Similar to other early main games in the series, Dragon Quest II was novelized and adapted to game books. The Dragon Quest II Novel was written by Hideo Takayashiki and published in 1989; it was reprinted in 1991 and 2000. The Dragon Quest II Game Book series was also published in 1989.

== Reception and legacy ==

Aggregate scores
| Aggregator | Score |  |  |  |  |  |
| GBC | iOS | NES | NS | PC | SNES |
| GameRankings | 82% |  |  |  |  |  |
| Metacritic |  | 76/100 |  | 60/100 |  |  |
| OpenCritic |  |  |  | 95% recommend | 95% recommend |  |

Review scores
| Publication | Score |  |  |  |  |  |
| GBC | iOS | NES | NS | PC | SNES |
| Electronic Gaming Monthly |  |  | 6/10, 7/10, 6/10, 5/10 |  |  |  |
| Famitsu | 30/40 |  | 9/10, 10/10, 10/10, 9/10 |  |  | 35/40 |
| GamePro |  |  | 18/25 |  |  |  |
| GameSpot | 9.6/10 |  |  |  |  |  |
| IGN | 8/10 |  |  |  |  |  |
| Nintendo Power | 8/10 |  |  |  |  |  |
| TouchArcade |  | 4/5 |  |  |  |  |

Award
| Publication | Award |
|---|---|
| RPGamer | Game Boy Color Award of the Year for 2000 |

=== Sales ===
Dragon Quest II received both critical and financial success in Japan. The Famicom version sold 500,000 copies on its first release in Japan, and 2.4 million copies by the end of the year, grossing several hundred million dollars. The Famicom version's total sales had later increased to 2.41 million as of 2008. The Super Famicom and Game Boy Color remakes together shipped in excess of 1.92 million copies worldwide. The Japan Mobile version was downloaded more than one million times. The game was included in a 2011 compilation called Dragon Quest Collection for the Wii, which sold 403,953 copies.

=== Reviews ===
Readers of Family Computer Magazine gave it a score of 28.02 out of 30, and named it the best overall cartridge game of the year. In 2006, readers of Famitsu magazine voted the game the 17th best video game of all time.
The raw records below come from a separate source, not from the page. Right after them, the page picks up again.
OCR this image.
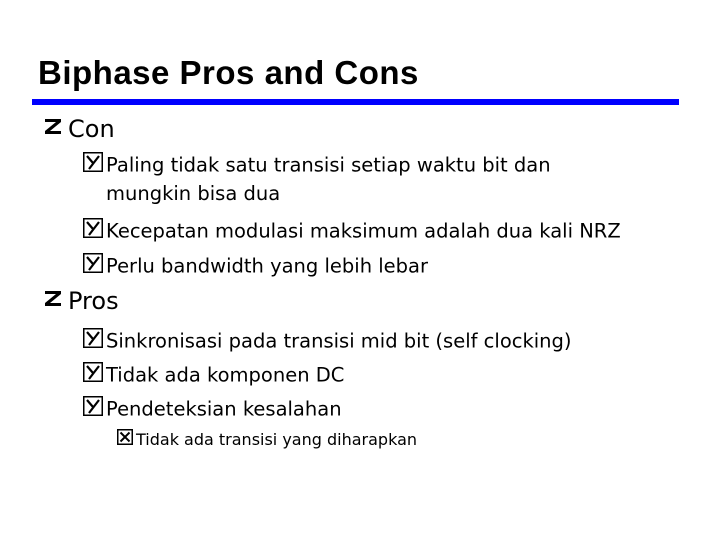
Biphase Pros and Cons
Con
Paling tidak satu transisi setiap waktu bit dan
mungkin bisa dua
Kecepatan modulasi maksimum adalah dua kali NRZ
Perlu bandwidth yang lebih lebar
Pros
Sinkronisasi pada transisi mid bit (self clocking)
Tidak ada komponen DC
Pendeteksian kesalahan
Tidak ada transisi yang diharapkan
The game is generally known for fixing problems found in the first game, including improvements such as allowing parties of three characters, having a larger world, better graphics, and the ability to carry more items. Other noted improvements were keys that can be used multiple times and new strategic elements introduced because of larger parties and larger groups of enemies. The game's music is often praised, despite its limited 8-bit capabilities. Considered a classic for the RPG genre, the game is regarded as praiseworthy. Japanese reviews highlighted the Famicom version's difficulty, stemming from issues such as the many traps in the Cave of Rhone, and the final boss's ability to cast a "Healall" spell, and this has led to some critics calling the game "the most difficult Dragon Quest". After Dragon Quest III was released, director Koichi Nakamura said "In result, Dragon Quest II received favourable reviews from everybody, but as myself on the creator's side, I feel that I did about only half what I wanted to do."
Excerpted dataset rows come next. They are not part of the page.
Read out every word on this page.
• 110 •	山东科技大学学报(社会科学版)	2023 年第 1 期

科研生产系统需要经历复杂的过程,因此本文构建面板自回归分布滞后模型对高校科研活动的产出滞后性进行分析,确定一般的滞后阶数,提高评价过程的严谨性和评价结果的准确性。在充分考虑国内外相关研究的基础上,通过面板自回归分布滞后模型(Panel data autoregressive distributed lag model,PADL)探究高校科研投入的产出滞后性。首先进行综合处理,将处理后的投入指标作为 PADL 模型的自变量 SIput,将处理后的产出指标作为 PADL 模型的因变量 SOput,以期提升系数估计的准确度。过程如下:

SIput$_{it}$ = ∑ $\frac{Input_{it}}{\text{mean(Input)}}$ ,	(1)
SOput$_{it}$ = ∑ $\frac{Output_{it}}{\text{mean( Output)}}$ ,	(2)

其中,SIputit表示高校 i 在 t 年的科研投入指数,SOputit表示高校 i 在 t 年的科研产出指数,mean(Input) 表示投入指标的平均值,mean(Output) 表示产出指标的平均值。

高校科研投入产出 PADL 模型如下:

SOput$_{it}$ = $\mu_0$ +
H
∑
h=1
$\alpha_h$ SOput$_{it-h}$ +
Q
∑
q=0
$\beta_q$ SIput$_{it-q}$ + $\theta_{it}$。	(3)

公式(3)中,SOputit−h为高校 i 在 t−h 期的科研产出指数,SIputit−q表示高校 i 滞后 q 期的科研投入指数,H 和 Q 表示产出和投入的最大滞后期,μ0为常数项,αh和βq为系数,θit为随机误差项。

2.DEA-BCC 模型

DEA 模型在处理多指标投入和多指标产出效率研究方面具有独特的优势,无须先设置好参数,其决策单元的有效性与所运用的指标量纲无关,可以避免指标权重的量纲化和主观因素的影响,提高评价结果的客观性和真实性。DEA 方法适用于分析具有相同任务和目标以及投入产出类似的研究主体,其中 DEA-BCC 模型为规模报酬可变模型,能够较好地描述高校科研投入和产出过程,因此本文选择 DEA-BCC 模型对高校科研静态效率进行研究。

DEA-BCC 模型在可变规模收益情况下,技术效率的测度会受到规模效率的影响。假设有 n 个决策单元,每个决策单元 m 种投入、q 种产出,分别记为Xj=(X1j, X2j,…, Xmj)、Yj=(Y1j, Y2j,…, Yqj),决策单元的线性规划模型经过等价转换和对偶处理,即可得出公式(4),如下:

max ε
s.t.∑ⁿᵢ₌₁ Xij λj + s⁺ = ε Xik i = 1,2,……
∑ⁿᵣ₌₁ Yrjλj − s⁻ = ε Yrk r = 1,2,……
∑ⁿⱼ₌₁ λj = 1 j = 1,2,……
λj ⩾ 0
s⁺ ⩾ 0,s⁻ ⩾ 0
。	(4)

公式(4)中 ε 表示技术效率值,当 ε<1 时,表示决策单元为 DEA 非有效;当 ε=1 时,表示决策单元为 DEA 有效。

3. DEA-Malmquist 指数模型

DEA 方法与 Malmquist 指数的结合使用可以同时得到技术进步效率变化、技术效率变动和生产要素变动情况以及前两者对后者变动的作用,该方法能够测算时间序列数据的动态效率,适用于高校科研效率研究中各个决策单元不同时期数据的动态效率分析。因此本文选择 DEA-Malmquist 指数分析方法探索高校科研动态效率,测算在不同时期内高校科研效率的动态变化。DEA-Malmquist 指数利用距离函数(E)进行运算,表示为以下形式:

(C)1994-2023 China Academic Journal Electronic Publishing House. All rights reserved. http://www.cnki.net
Remakes of Dragon Quest II were also successful and well received. Famitsu awarded the Japanese Super Famicom remake a 35/40. The Game Boy Color remake got a 30/40 from Famitsu, and the U.S. version, Dragon Warrior I & II, received fairly high marks, including an 8.0 out of 10 from IGN, a 9.6 out of 10 from GameSpot, and 8 out of 10 from Nintendo Power. It also received the RPGamers Game Boy Color Award of the Year for 2000.

=== Other media ===
The release of Dragon Quest II also promoted sales of the original Dragon Quest, and with the success of Dragon Quest II, the series became a Japanese cultural phenomenon. The sequel to Dragon Quest II, Dragon Quest III: The Seeds of Salvation, was released in 1988 in Japan. It serves as a prequel to the first two games and follows the ancestor of the main characters, the legendary hero, Erdrick; the three games are collectively called "Erdrick Saga Trilogy". Also with the success of the Game Boy Color remake, Enix released a Game Boy Color Dragon Warrior III in 2001, which was based on the Japan-only Super Famicom update of the original Dragon Quest III. The world of Dragon Quest II was later used as the setting of Dragon Quest Monsters: Caravan Heart on the Game Boy Advance.